Les abris consistent en quatre tubes en fer courbés,
sept plaques de tôle ondulée et des attaches en
tôle ordinaire, ainsi que de la mousse pour isoler l'intérieur
et protéger contre les rigueurs de l'hiver. |
Le 8 octobre 2005, l'inimaginable est arrivé sans aucun avertissement
: les maisons situées sur les rues en pente au sein de la
ville se sont écroulées et ont glissé les unes
sur les autres, tandis que les villages éloignés des
montagnes ont enregistré des dégâts très
importants. Les maisons construites en pierre et en terre séchée
avec des toits en bois se sont effondrées et des familles
entières ont été ensevelies. Selon les estimations
du gouvernement, plus de 70 000 personnes ont péri et plus
de 3,5 millions habitants dans la région se sont retrouvés
sans abri. Les décombres où sont amoncelés
des morceaux de béton qui formaient jadis les structures
de restaurants, de magasins et de maisons rappellent ce jour funeste.
Les restes des habitations se dressent comme un testament de ce
qui fut une ville prospère comptant plus de 300 000 habitants.
Dix mois après, la vie continue parmi les gravats. Les gens
traversent les décombres pour se rendre au travail ou au
marché. Les enfants vêtus d'uniformes propres et soigneusement
repassés vont en groupes à l'école où
les classes ont été installées sous des tentes
par le Fonds des Nations Unies pour l'enfance (UNICEF) et d'autres
organisations locales. Certes, la vie continue pour ces gens dans
la détresse, mais les défis sont énormess,
car le manque de travail et d'abris convenables, ainsi que l'avenir
incertain, constituent un lourd fardeau pour les rescapés.
Habitat
for Humanity (HFH) Pakistan a fourni aux personnes dans le besoin
des abris provisoires pour remplacer les tentes inadéquates,
qui ne sont pas conçues pour résister aux rigueurs
du climat dans la région. Depuis le début du projet
à la mi-février 2006, l'Habitat Resource Center (HRC)

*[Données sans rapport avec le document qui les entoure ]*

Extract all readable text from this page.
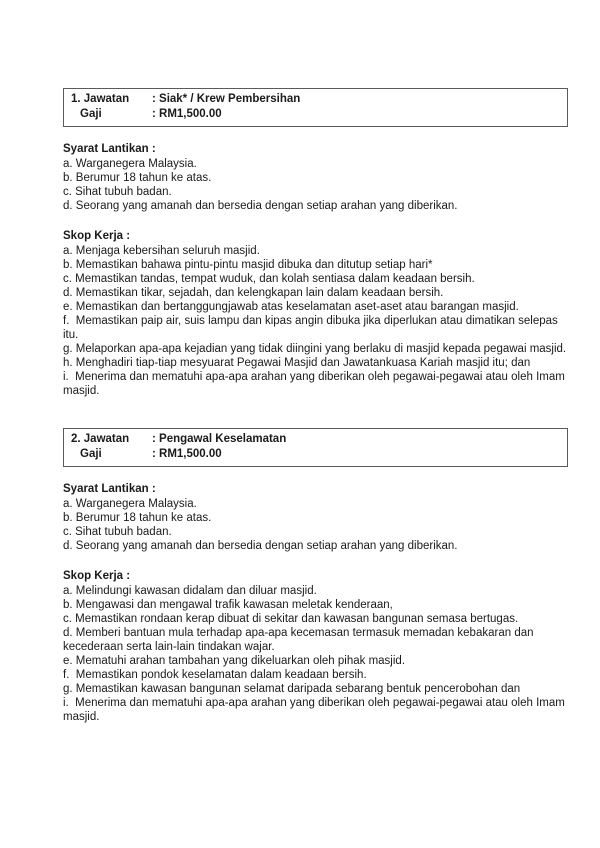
1. Jawatan	: Siak* / Krew Pembersihan
Gaji	: RM1,500.00
Syarat Lantikan :
a. Warganegera Malaysia.
b. Berumur 18 tahun ke atas.
c. Sihat tubuh badan.
d. Seorang yang amanah dan bersedia dengan setiap arahan yang diberikan.
Skop Kerja :
a. Menjaga kebersihan seluruh masjid.
b. Memastikan bahawa pintu-pintu masjid dibuka dan ditutup setiap hari*
c. Memastikan tandas, tempat wuduk, dan kolah sentiasa dalam keadaan bersih.
d. Memastikan tikar, sejadah, dan kelengkapan lain dalam keadaan bersih.
e. Memastikan dan bertanggungjawab atas keselamatan aset-aset atau barangan masjid.
f.  Memastikan paip air, suis lampu dan kipas angin dibuka jika diperlukan atau dimatikan selepas itu.
g. Melaporkan apa-apa kejadian yang tidak diingini yang berlaku di masjid kepada pegawai masjid.
h. Menghadiri tiap-tiap mesyuarat Pegawai Masjid dan Jawatankuasa Kariah masjid itu; dan
i.  Menerima dan mematuhi apa-apa arahan yang diberikan oleh pegawai-pegawai atau oleh Imam masjid.
2. Jawatan	: Pengawal Keselamatan
Gaji	: RM1,500.00
Syarat Lantikan :
a. Warganegera Malaysia.
b. Berumur 18 tahun ke atas.
c. Sihat tubuh badan.
d. Seorang yang amanah dan bersedia dengan setiap arahan yang diberikan.
Skop Kerja :
a. Melindungi kawasan didalam dan diluar masjid.
b. Mengawasi dan mengawal trafik kawasan meletak kenderaan,
c. Memastikan rondaan kerap dibuat di sekitar dan kawasan bangunan semasa bertugas.
d. Memberi bantuan mula terhadap apa-apa kecemasan termasuk memadan kebakaran dan kecederaan serta lain-lain tindakan wajar.
e. Mematuhi arahan tambahan yang dikeluarkan oleh pihak masjid.
f.  Memastikan pondok keselamatan dalam keadaan bersih.
g. Memastikan kawasan bangunan selamat daripada sebarang bentuk pencerobohan dan
i.  Menerima dan mematuhi apa-apa arahan yang diberikan oleh pegawai-pegawai atau oleh Imam masjid.
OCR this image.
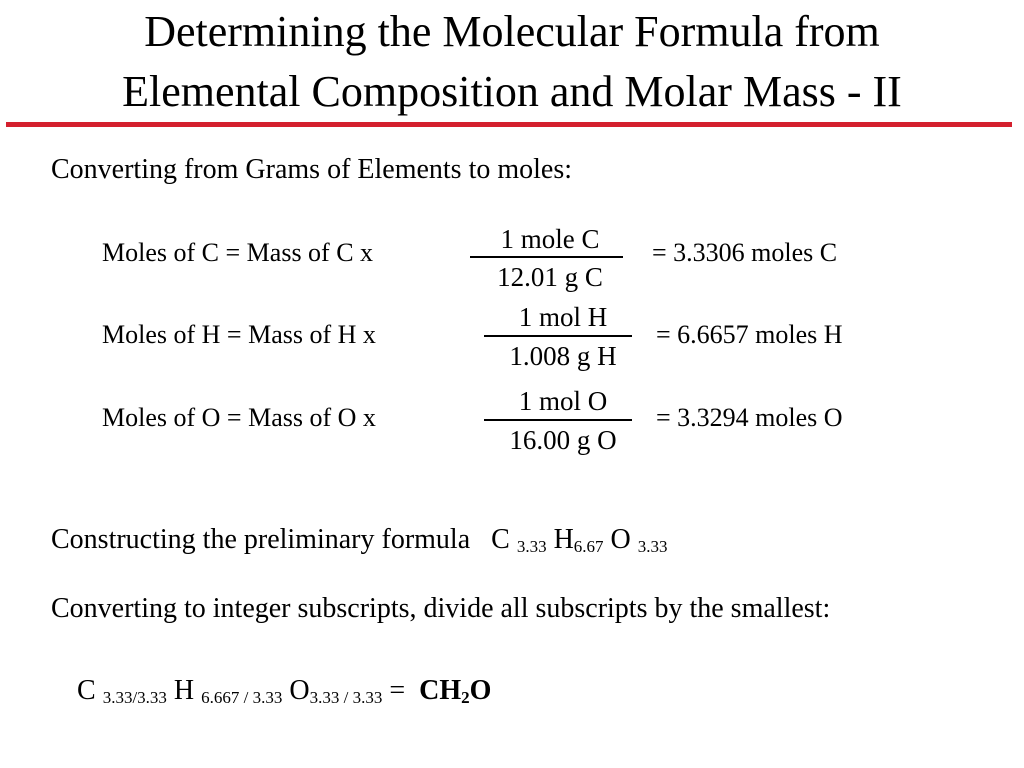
Determining the Molecular Formula from
Elemental Composition and Molar Mass - II
Converting from Grams of Elements to moles:
Moles of C = Mass of C x	1 mole C
12.01 g C
= 3.3306 moles C
Moles of H = Mass of H x
1 mol H
1.008 g H
= 6.6657 moles H
Moles of O = Mass of O x
1 mol O
16.00 g O
= 3.3294 moles O
Constructing the preliminary formula C $_{3.33}$ $H_{6.67}$ O $_{3.33}$
Converting to integer subscripts, divide all subscripts by the smallest:
C $_{3.33/3.33}$ H $_{6.667 / 3.33}$ $O_{3.33 / 3.33} = CH_2O$
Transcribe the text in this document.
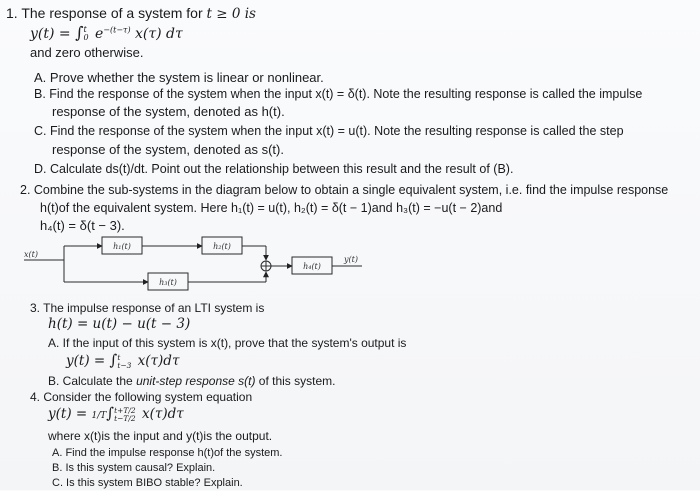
1. The response of a system for t ≥ 0 is
y(t) = ∫ t
0 $e^{-(t-\tau)}$ x(τ) dτ
and zero otherwise.
A. Prove whether the system is linear or nonlinear.
B. Find the response of the system when the input x(t) = δ(t). Note the resulting response is called the impulse
response of the system, denoted as h(t).
C. Find the response of the system when the input x(t) = u(t). Note the resulting response is called the step
response of the system, denoted as s(t).
D. Calculate ds(t)/dt. Point out the relationship between this result and the result of (B).
2. Combine the sub-systems in the diagram below to obtain a single equivalent system, i.e. find the impulse response
h(t)of the equivalent system. Here h₁(t) = u(t), h₂(t) = δ(t − 1)and h₃(t) = −u(t − 2)and
h₄(t) = δ(t − 3).
x(t)
h₁(t)	h₂(t)
h₃(t)
h₄(t)
y(t)
3. The impulse response of an LTI system is
h(t) = u(t) − u(t − 3)
A. If the input of this system is x(t), prove that the system's output is
y(t) = ∫ t
t−3 x(τ)dτ
B. Calculate the unit-step response s(t) of this system.
4. Consider the following system equation
y(t) = 1/T∫ t+T/2
t−T/2 x(τ)dτ
where x(t)is the input and y(t)is the output.
A. Find the impulse response h(t)of the system.
B. Is this system causal? Explain.
C. Is this system BIBO stable? Explain.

a assemblé plus de 400 abris consistant en quatre tubes en
fer et sept plaques de tôle ondulée. Chaque abri est
isolé avec de la mousse qui protège contre le froid
et le vent.
Partout, des plaines de Balakot aux villages reculés perchés
en haut des collines surplombant la ville, on attend la construction
de maisons permanentes. Alors que je traversais la communauté
avec trois coordonnateurs de terrain d'Humanity for Habitat, immédiatement
après un gros orage, les gens ont commencé à
sortir de leurs tentes, leurs vêtements trempés par
la pluie qui avait traversé la toile détériorée
par les conditions climatiques. Un petit garçon est sorti
portant un seau en métal rempli d'une eau saumâtre,
l'a vidé sur le côté et est rentré sous
la tente. Le coordonnateur du personnel du HRC, Shoaib Malik, s'est
adressé à un groupe d'hommes et leur a expliqué
que HFH leur fournirait des abris s'ils en avaient besoin ou si
leurs tentes étaient en mauvais état. En l'espace
de 15 minutes, une quinzaine d'hommes étaient à ses
côtés, déclarant que leurs tentes n'étaient
plus sûres pour leur famille et lui ont donné leur
carte d'identité.
Nous avons regardé dans les tentes et évalué
les besoins. Presque toutes avaient besoin d'être remplacées.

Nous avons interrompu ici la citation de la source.